At trial and in this court, the parties have not distinguished between the component parts of the defendant’s indebtedness to the plaintiff, but have treated the defendant’s indebtedness as falling within the general rubric of common expenses. Accordingly, we shall do likewise. But see Congress Street Condominium Assn., Inc. v. Anderson, 132 Conn. App. 536, 541-44, 33 A.3d 274 (2011) (holding that pleading of special defenses and counterclaims, while precluded in actions to foreclose statutory liens based on nonpayment of common charges, is permissible in actions to foreclose statutory liens based on nonpayment of fines).
The defendant also claims that the court’s simultaneous granting of the plaintiffs motions to strike and for summary judgment improperly prevented the defendant from repleading as permitted by Practice Book § 10-44, and that the court’s holding that the defendant could not present defenses to bar or reduce the plaintiffs lien violated her constitutional right to procedural due process. The defendant did not raise either of these claims to the trial court. In accordance with Practice Book § 60-5, we decline to consider the defendant’s unpreserved claims.
In the present case, the mortgage lien held by BAC Home Loans Servicing, LP, is secondary to the plaintiffs lien for up to six months of common charges assessed immediately preceding the institution of this action.
As the court noted, its ruling did not leave the defendant without a remedy because any condominium unit owner may file an independent action to recover damages for negligence or other misconduct on the part of the condominium association. The defendant in this case has in fact brought such an action. See footnote 3 of this opinion.

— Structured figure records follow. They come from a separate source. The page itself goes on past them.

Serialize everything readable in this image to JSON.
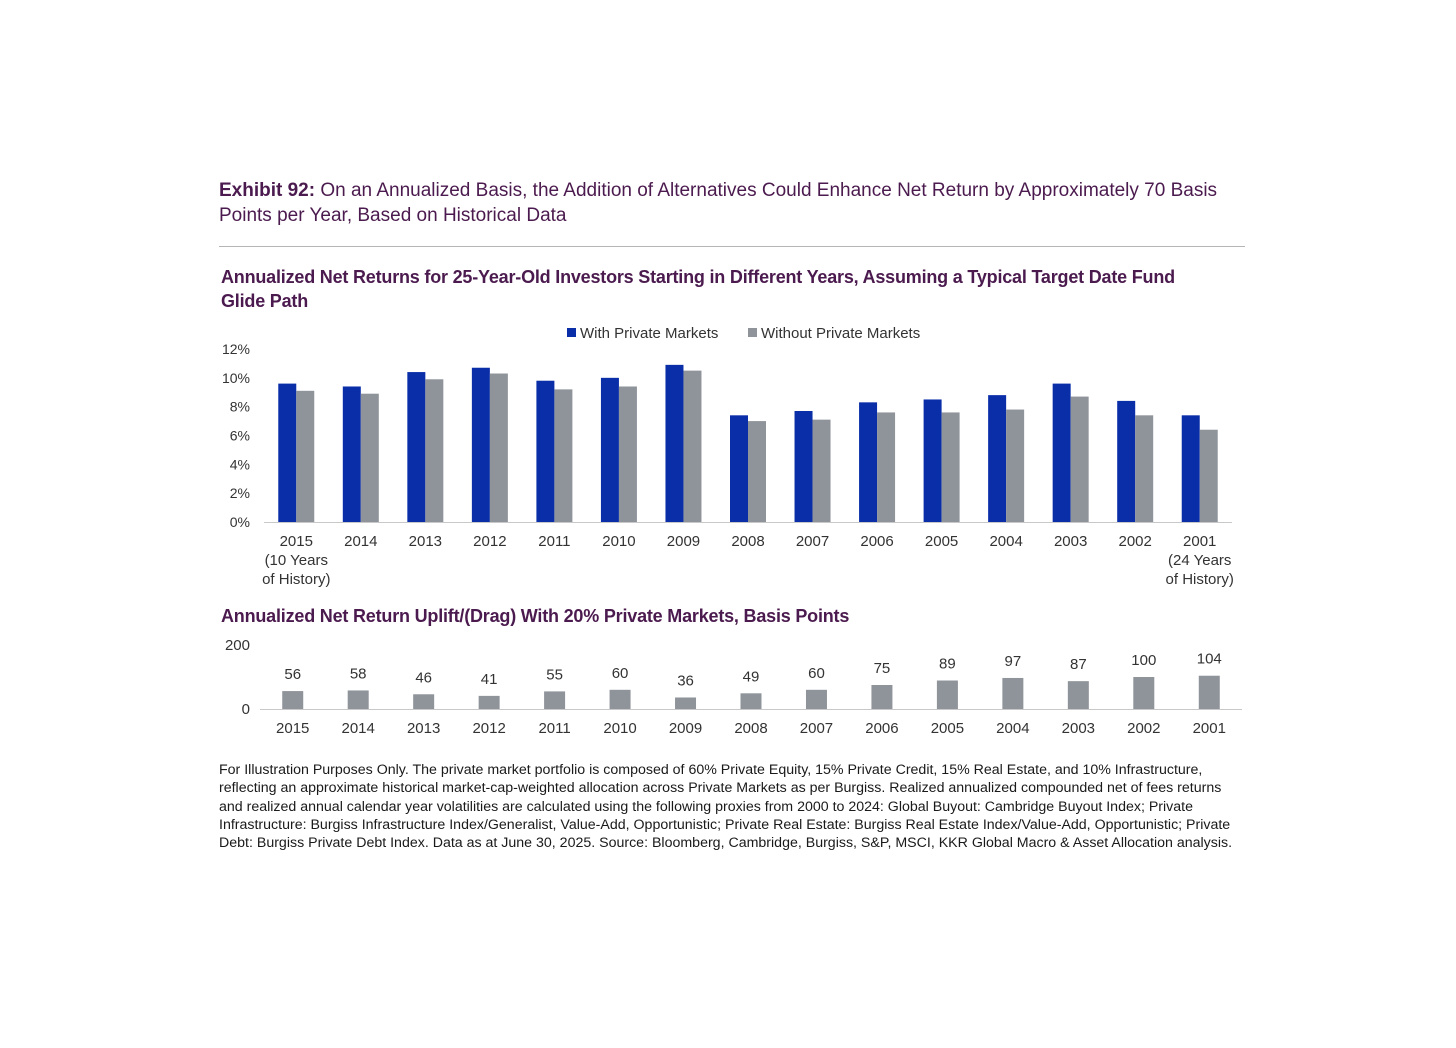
{
  "exhibit": {
    "label": "Exhibit 92:",
    "title": " On an Annualized Basis, the Addition of Alternatives Could Enhance Net Return by Approximately 70 Basis Points per Year, Based on Historical Data"
  },
  "colors": {
    "with_private": "#0a2ea8",
    "without_private": "#8f949b",
    "title": "#4b1a4e"
  },
  "chart_data": [
    {
      "type": "bar",
      "title": "Annualized Net Returns for 25-Year-Old Investors Starting in Different Years, Assuming a Typical Target Date Fund Glide Path",
      "categories": [
        "2015",
        "2014",
        "2013",
        "2012",
        "2011",
        "2010",
        "2009",
        "2008",
        "2007",
        "2006",
        "2005",
        "2004",
        "2003",
        "2002",
        "2001"
      ],
      "category_sublabels": {
        "0": [
          "(10 Years",
          "of History)"
        ],
        "14": [
          "(24 Years",
          "of History)"
        ]
      },
      "series": [
        {
          "name": "With Private Markets",
          "values": [
            9.6,
            9.4,
            10.4,
            10.7,
            9.8,
            10.0,
            10.9,
            7.4,
            7.7,
            8.3,
            8.5,
            8.8,
            9.6,
            8.4,
            7.4
          ]
        },
        {
          "name": "Without Private Markets",
          "values": [
            9.1,
            8.9,
            9.9,
            10.3,
            9.2,
            9.4,
            10.5,
            7.0,
            7.1,
            7.6,
            7.6,
            7.8,
            8.7,
            7.4,
            6.4
          ]
        }
      ],
      "ylim": [
        0,
        12
      ],
      "yticks": [
        "0%",
        "2%",
        "4%",
        "6%",
        "8%",
        "10%",
        "12%"
      ],
      "ytick_values": [
        0,
        2,
        4,
        6,
        8,
        10,
        12
      ],
      "legend": "top-center",
      "grid": false
    },
    {
      "type": "bar",
      "title": "Annualized Net Return Uplift/(Drag) With 20% Private Markets, Basis Points",
      "categories": [
        "2015",
        "2014",
        "2013",
        "2012",
        "2011",
        "2010",
        "2009",
        "2008",
        "2007",
        "2006",
        "2005",
        "2004",
        "2003",
        "2002",
        "2001"
      ],
      "values": [
        56,
        58,
        46,
        41,
        55,
        60,
        36,
        49,
        60,
        75,
        89,
        97,
        87,
        100,
        104
      ],
      "ylim": [
        0,
        200
      ],
      "yticks": [
        "0",
        "200"
      ],
      "ytick_values": [
        0,
        200
      ],
      "grid": false
    }
  ],
  "footnote": "For Illustration Purposes Only. The private market portfolio is composed of 60% Private Equity, 15% Private Credit, 15% Real Estate, and 10% Infrastructure, reflecting an approximate historical market-cap-weighted allocation across Private Markets as per Burgiss. Realized annualized compounded net of fees returns and realized annual calendar year volatilities are calculated using the following proxies from 2000 to 2024: Global Buyout: Cambridge Buyout Index; Private Infrastructure: Burgiss Infrastructure Index/Generalist, Value-Add, Opportunistic; Private Real Estate: Burgiss Real Estate Index/Value-Add, Opportunistic; Private Debt: Burgiss Private Debt Index. Data as at June 30, 2025. Source: Bloomberg, Cambridge, Burgiss, S&P, MSCI, KKR Global Macro & Asset Allocation analysis."
}
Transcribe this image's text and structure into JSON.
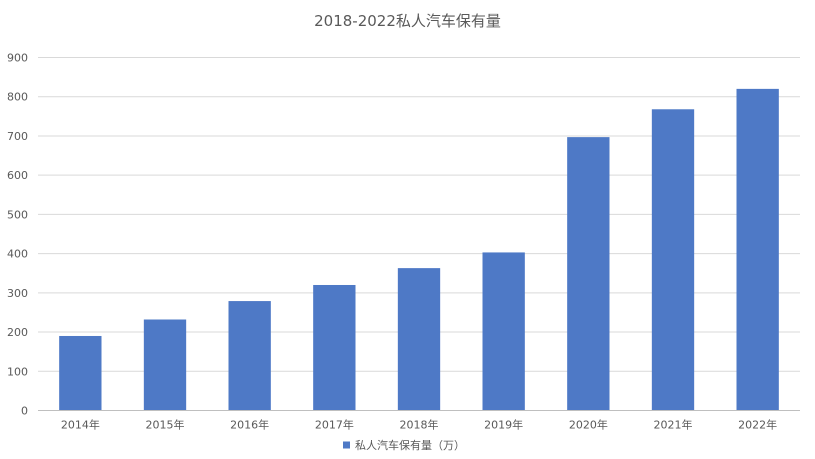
{
  "chart_data": {
    "type": "bar",
    "title": "2018-2022私人汽车保有量",
    "categories": [
      "2014年",
      "2015年",
      "2016年",
      "2017年",
      "2018年",
      "2019年",
      "2020年",
      "2021年",
      "2022年"
    ],
    "series": [
      {
        "name": "私人汽车保有量（万）",
        "values": [
          190,
          232,
          279,
          320,
          363,
          403,
          697,
          768,
          820
        ],
        "color": "#4e79c6"
      }
    ],
    "ylim": [
      0,
      900
    ],
    "yticks": [
      0,
      100,
      200,
      300,
      400,
      500,
      600,
      700,
      800,
      900
    ],
    "grid": true,
    "legend_position": "bottom"
  }
}
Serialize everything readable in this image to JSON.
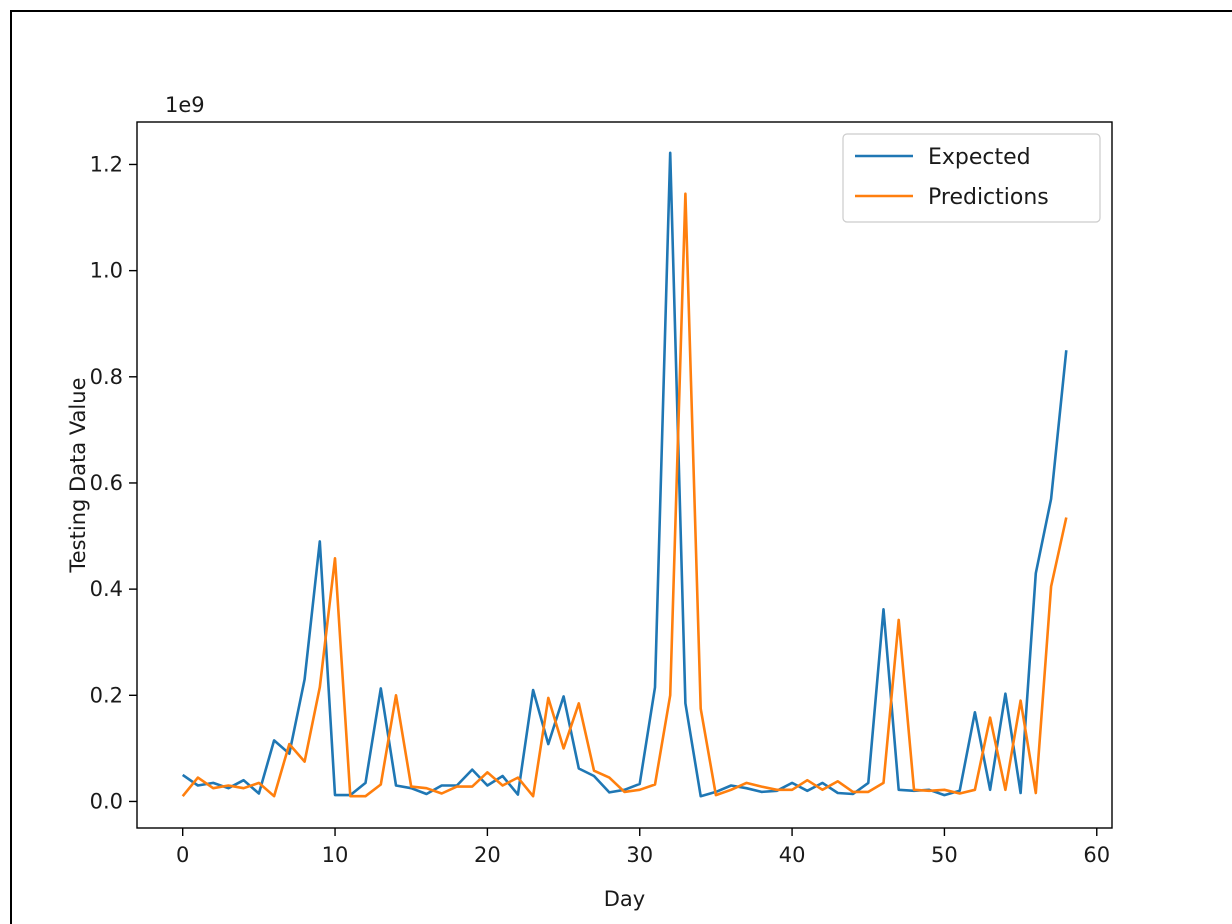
{
  "chart_data": {
    "type": "line",
    "xlabel": "Day",
    "ylabel": "Testing Data Value",
    "y_scale_label": "1e9",
    "xlim": [
      -3,
      61
    ],
    "ylim": [
      -0.05,
      1.28
    ],
    "xticks": [
      0,
      10,
      20,
      30,
      40,
      50,
      60
    ],
    "yticks": [
      0.0,
      0.2,
      0.4,
      0.6,
      0.8,
      1.0,
      1.2
    ],
    "ytick_labels": [
      "0.0",
      "0.2",
      "0.4",
      "0.6",
      "0.8",
      "1.0",
      "1.2"
    ],
    "grid": false,
    "legend_position": "top-right",
    "colors": {
      "expected": "#1f77b4",
      "predictions": "#ff7f0e"
    },
    "series": [
      {
        "name": "Expected",
        "color": "#1f77b4",
        "x": [
          0,
          1,
          2,
          3,
          4,
          5,
          6,
          7,
          8,
          9,
          10,
          11,
          12,
          13,
          14,
          15,
          16,
          17,
          18,
          19,
          20,
          21,
          22,
          23,
          24,
          25,
          26,
          27,
          28,
          29,
          30,
          31,
          32,
          33,
          34,
          35,
          36,
          37,
          38,
          39,
          40,
          41,
          42,
          43,
          44,
          45,
          46,
          47,
          48,
          49,
          50,
          51,
          52,
          53,
          54,
          55,
          56,
          57,
          58
        ],
        "values": [
          0.05,
          0.03,
          0.035,
          0.025,
          0.04,
          0.015,
          0.115,
          0.09,
          0.23,
          0.49,
          0.012,
          0.012,
          0.035,
          0.213,
          0.03,
          0.025,
          0.014,
          0.03,
          0.03,
          0.06,
          0.03,
          0.048,
          0.013,
          0.21,
          0.108,
          0.198,
          0.062,
          0.048,
          0.017,
          0.022,
          0.033,
          0.215,
          1.222,
          0.185,
          0.01,
          0.018,
          0.03,
          0.025,
          0.018,
          0.02,
          0.035,
          0.02,
          0.035,
          0.016,
          0.014,
          0.035,
          0.362,
          0.022,
          0.02,
          0.022,
          0.012,
          0.02,
          0.168,
          0.022,
          0.203,
          0.016,
          0.43,
          0.57,
          0.85
        ]
      },
      {
        "name": "Predictions",
        "color": "#ff7f0e",
        "x": [
          0,
          1,
          2,
          3,
          4,
          5,
          6,
          7,
          8,
          9,
          10,
          11,
          12,
          13,
          14,
          15,
          16,
          17,
          18,
          19,
          20,
          21,
          22,
          23,
          24,
          25,
          26,
          27,
          28,
          29,
          30,
          31,
          32,
          33,
          34,
          35,
          36,
          37,
          38,
          39,
          40,
          41,
          42,
          43,
          44,
          45,
          46,
          47,
          48,
          49,
          50,
          51,
          52,
          53,
          54,
          55,
          56,
          57,
          58
        ],
        "values": [
          0.01,
          0.045,
          0.025,
          0.03,
          0.025,
          0.035,
          0.01,
          0.108,
          0.075,
          0.215,
          0.458,
          0.01,
          0.01,
          0.032,
          0.2,
          0.028,
          0.025,
          0.015,
          0.028,
          0.028,
          0.055,
          0.03,
          0.045,
          0.01,
          0.195,
          0.1,
          0.185,
          0.058,
          0.045,
          0.018,
          0.022,
          0.032,
          0.2,
          1.145,
          0.175,
          0.012,
          0.022,
          0.035,
          0.028,
          0.022,
          0.022,
          0.04,
          0.022,
          0.038,
          0.018,
          0.018,
          0.035,
          0.342,
          0.022,
          0.02,
          0.022,
          0.015,
          0.022,
          0.158,
          0.022,
          0.19,
          0.016,
          0.405,
          0.535
        ]
      }
    ]
  }
}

General Statutes § 47-207 provides: “The principles of law and equity, including the law of corporations and unincoiporated associations, the law of real property, and the law relative to capacity to contract, principal and agent, eminent domain, estoppel, fraud, misrepresentation, duress, coercion, mistake, receivership, substantial performance, or other validating or invalidating cause supplement the provisions of this chapter, except to the extent inconsistent with this chapter.”